SANTIAGO DE CUBA, Cuba, November 28 (ACN) Researchers, specialists, academics, producers, and journalists will commemorate the 25th anniversary of the declaration of the archaeological landscape of the first coffee plantations in southeastern Cuba as a World Heritage Site in this southeastern city.
Omar Lopez, the city conservator of Santiago de Cuba, told the Cuban News Agency that it will be an emotional and interesting moment, as it celebrates two and a half decades of work to highlight an important landscape heritage linked to one of the products that identifies the Cuban people, and especially those of Santiago: coffee.
He recalled that it is a highly unique heritage site, as a strong coffee-growing culture developed throughout the area encompassing this province and neighboring Guantanamo between the 19th and 20th centuries, arising from the wave of migration that arrived after the Haitian Revolution (1791-1804).
Those families, educated and knowledgeable about coffee cultivation, established a veritable coffee empire in the eastern mountains, he said.
He affirmed that it constitutes an archaeological landscape of high heritage value because even today, when climbing the mountains, one can appreciate extraordinary constructions with their coffee drying sheds, mills, fermentation tanks, and other structures typical of the agro-industrial complex that made that development possible.
At the same time, Lopez pointed out, practices and traditions associated with the aromatic bean—how to hull, filter, consume, and share it—remain alive in daily life. The artistic expressions in the eastern part of the country have coffee as a recurring theme, which adds value to this heritage, he emphasized.

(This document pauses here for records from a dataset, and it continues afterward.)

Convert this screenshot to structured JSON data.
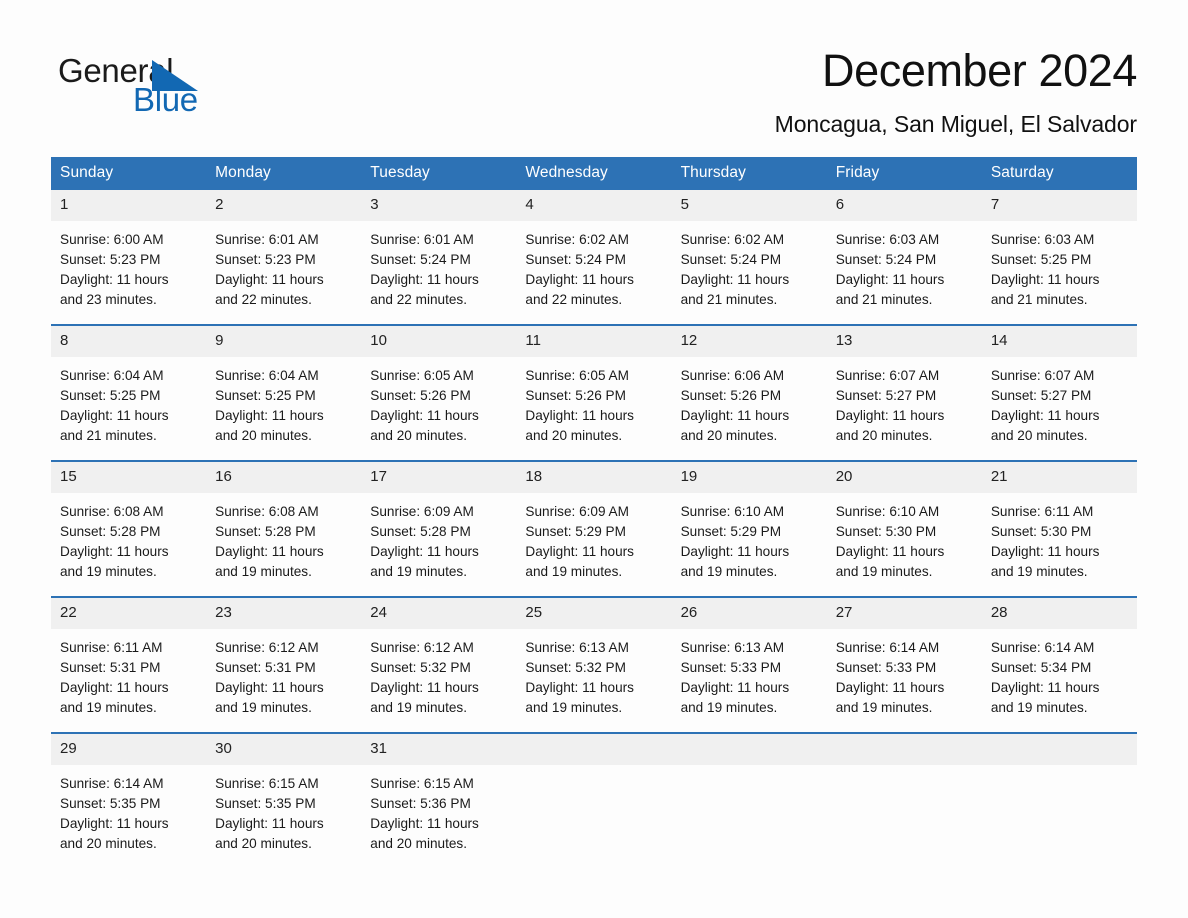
{
  "brand": {
    "name_part1": "General",
    "name_part2": "Blue",
    "flag_color": "#1268b3"
  },
  "header": {
    "month_title": "December 2024",
    "location": "Moncagua, San Miguel, El Salvador"
  },
  "theme": {
    "header_blue": "#2d72b5",
    "row_divider_blue": "#2d72b5",
    "daynum_band": "#f0f0f0",
    "page_background": "#fdfdfd"
  },
  "calendar": {
    "weekday_headers": [
      "Sunday",
      "Monday",
      "Tuesday",
      "Wednesday",
      "Thursday",
      "Friday",
      "Saturday"
    ],
    "weeks": [
      [
        {
          "day": "1",
          "sunrise": "Sunrise: 6:00 AM",
          "sunset": "Sunset: 5:23 PM",
          "daylight_line1": "Daylight: 11 hours",
          "daylight_line2": "and 23 minutes."
        },
        {
          "day": "2",
          "sunrise": "Sunrise: 6:01 AM",
          "sunset": "Sunset: 5:23 PM",
          "daylight_line1": "Daylight: 11 hours",
          "daylight_line2": "and 22 minutes."
        },
        {
          "day": "3",
          "sunrise": "Sunrise: 6:01 AM",
          "sunset": "Sunset: 5:24 PM",
          "daylight_line1": "Daylight: 11 hours",
          "daylight_line2": "and 22 minutes."
        },
        {
          "day": "4",
          "sunrise": "Sunrise: 6:02 AM",
          "sunset": "Sunset: 5:24 PM",
          "daylight_line1": "Daylight: 11 hours",
          "daylight_line2": "and 22 minutes."
        },
        {
          "day": "5",
          "sunrise": "Sunrise: 6:02 AM",
          "sunset": "Sunset: 5:24 PM",
          "daylight_line1": "Daylight: 11 hours",
          "daylight_line2": "and 21 minutes."
        },
        {
          "day": "6",
          "sunrise": "Sunrise: 6:03 AM",
          "sunset": "Sunset: 5:24 PM",
          "daylight_line1": "Daylight: 11 hours",
          "daylight_line2": "and 21 minutes."
        },
        {
          "day": "7",
          "sunrise": "Sunrise: 6:03 AM",
          "sunset": "Sunset: 5:25 PM",
          "daylight_line1": "Daylight: 11 hours",
          "daylight_line2": "and 21 minutes."
        }
      ],
      [
        {
          "day": "8",
          "sunrise": "Sunrise: 6:04 AM",
          "sunset": "Sunset: 5:25 PM",
          "daylight_line1": "Daylight: 11 hours",
          "daylight_line2": "and 21 minutes."
        },
        {
          "day": "9",
          "sunrise": "Sunrise: 6:04 AM",
          "sunset": "Sunset: 5:25 PM",
          "daylight_line1": "Daylight: 11 hours",
          "daylight_line2": "and 20 minutes."
        },
        {
          "day": "10",
          "sunrise": "Sunrise: 6:05 AM",
          "sunset": "Sunset: 5:26 PM",
          "daylight_line1": "Daylight: 11 hours",
          "daylight_line2": "and 20 minutes."
        },
        {
          "day": "11",
          "sunrise": "Sunrise: 6:05 AM",
          "sunset": "Sunset: 5:26 PM",
          "daylight_line1": "Daylight: 11 hours",
          "daylight_line2": "and 20 minutes."
        },
        {
          "day": "12",
          "sunrise": "Sunrise: 6:06 AM",
          "sunset": "Sunset: 5:26 PM",
          "daylight_line1": "Daylight: 11 hours",
          "daylight_line2": "and 20 minutes."
        },
        {
          "day": "13",
          "sunrise": "Sunrise: 6:07 AM",
          "sunset": "Sunset: 5:27 PM",
          "daylight_line1": "Daylight: 11 hours",
          "daylight_line2": "and 20 minutes."
        },
        {
          "day": "14",
          "sunrise": "Sunrise: 6:07 AM",
          "sunset": "Sunset: 5:27 PM",
          "daylight_line1": "Daylight: 11 hours",
          "daylight_line2": "and 20 minutes."
        }
      ],
      [
        {
          "day": "15",
          "sunrise": "Sunrise: 6:08 AM",
          "sunset": "Sunset: 5:28 PM",
          "daylight_line1": "Daylight: 11 hours",
          "daylight_line2": "and 19 minutes."
        },
        {
          "day": "16",
          "sunrise": "Sunrise: 6:08 AM",
          "sunset": "Sunset: 5:28 PM",
          "daylight_line1": "Daylight: 11 hours",
          "daylight_line2": "and 19 minutes."
        },
        {
          "day": "17",
          "sunrise": "Sunrise: 6:09 AM",
          "sunset": "Sunset: 5:28 PM",
          "daylight_line1": "Daylight: 11 hours",
          "daylight_line2": "and 19 minutes."
        },
        {
          "day": "18",
          "sunrise": "Sunrise: 6:09 AM",
          "sunset": "Sunset: 5:29 PM",
          "daylight_line1": "Daylight: 11 hours",
          "daylight_line2": "and 19 minutes."
        },
        {
          "day": "19",
          "sunrise": "Sunrise: 6:10 AM",
          "sunset": "Sunset: 5:29 PM",
          "daylight_line1": "Daylight: 11 hours",
          "daylight_line2": "and 19 minutes."
        },
        {
          "day": "20",
          "sunrise": "Sunrise: 6:10 AM",
          "sunset": "Sunset: 5:30 PM",
          "daylight_line1": "Daylight: 11 hours",
          "daylight_line2": "and 19 minutes."
        },
        {
          "day": "21",
          "sunrise": "Sunrise: 6:11 AM",
          "sunset": "Sunset: 5:30 PM",
          "daylight_line1": "Daylight: 11 hours",
          "daylight_line2": "and 19 minutes."
        }
      ],
      [
        {
          "day": "22",
          "sunrise": "Sunrise: 6:11 AM",
          "sunset": "Sunset: 5:31 PM",
          "daylight_line1": "Daylight: 11 hours",
          "daylight_line2": "and 19 minutes."
        },
        {
          "day": "23",
          "sunrise": "Sunrise: 6:12 AM",
          "sunset": "Sunset: 5:31 PM",
          "daylight_line1": "Daylight: 11 hours",
          "daylight_line2": "and 19 minutes."
        },
        {
          "day": "24",
          "sunrise": "Sunrise: 6:12 AM",
          "sunset": "Sunset: 5:32 PM",
          "daylight_line1": "Daylight: 11 hours",
          "daylight_line2": "and 19 minutes."
        },
        {
          "day": "25",
          "sunrise": "Sunrise: 6:13 AM",
          "sunset": "Sunset: 5:32 PM",
          "daylight_line1": "Daylight: 11 hours",
          "daylight_line2": "and 19 minutes."
        },
        {
          "day": "26",
          "sunrise": "Sunrise: 6:13 AM",
          "sunset": "Sunset: 5:33 PM",
          "daylight_line1": "Daylight: 11 hours",
          "daylight_line2": "and 19 minutes."
        },
        {
          "day": "27",
          "sunrise": "Sunrise: 6:14 AM",
          "sunset": "Sunset: 5:33 PM",
          "daylight_line1": "Daylight: 11 hours",
          "daylight_line2": "and 19 minutes."
        },
        {
          "day": "28",
          "sunrise": "Sunrise: 6:14 AM",
          "sunset": "Sunset: 5:34 PM",
          "daylight_line1": "Daylight: 11 hours",
          "daylight_line2": "and 19 minutes."
        }
      ],
      [
        {
          "day": "29",
          "sunrise": "Sunrise: 6:14 AM",
          "sunset": "Sunset: 5:35 PM",
          "daylight_line1": "Daylight: 11 hours",
          "daylight_line2": "and 20 minutes."
        },
        {
          "day": "30",
          "sunrise": "Sunrise: 6:15 AM",
          "sunset": "Sunset: 5:35 PM",
          "daylight_line1": "Daylight: 11 hours",
          "daylight_line2": "and 20 minutes."
        },
        {
          "day": "31",
          "sunrise": "Sunrise: 6:15 AM",
          "sunset": "Sunset: 5:36 PM",
          "daylight_line1": "Daylight: 11 hours",
          "daylight_line2": "and 20 minutes."
        },
        {
          "day": "",
          "sunrise": "",
          "sunset": "",
          "daylight_line1": "",
          "daylight_line2": ""
        },
        {
          "day": "",
          "sunrise": "",
          "sunset": "",
          "daylight_line1": "",
          "daylight_line2": ""
        },
        {
          "day": "",
          "sunrise": "",
          "sunset": "",
          "daylight_line1": "",
          "daylight_line2": ""
        },
        {
          "day": "",
          "sunrise": "",
          "sunset": "",
          "daylight_line1": "",
          "daylight_line2": ""
        }
      ]
    ]
  }
}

That culture, he expressed, is present in the French Tumba style as a complementary and important element, and also in the current coffee production of various companies and municipalities, where it constitutes an essential activity.
On the 29th, a cultural event will be held at the La Isabelica Coffee Plantation Museum to commemorate the 25th anniversary of the declaration, featuring the performance of the French Tomb La Caridad de Oriente, a jewel of the oral and intangible heritage of humanity.
According to the National Architecture Prize winner, the celebration will take place while recovery efforts continue following the damage caused by Hurricane Melissa, and he assured that the site will soon return to being the extraordinary paradise it is always good to revisit.
Lopez highlighted the presence at the event of representatives from the United Nations Educational, Scientific and Cultural Organization (UNESCO), the World Heritage Cities Network, the Offices of the Historian and the Conservator, universities, and entities linked to heritage protection.
He also congratulated the coffee-growing communities living in these rural areas, who, together with the institutions, are making sustained efforts to preserve this rich cultural legacy, an extraordinary heritage and the foundation of the coffee economy in the region.
The program of activities also includes the celebrations for the tenth anniversary of the Coffee Culture Interpretation Center, known as Casa Dranguet, as well as a visit to the Monte Verde coffee plantation in the province of Guantanamo.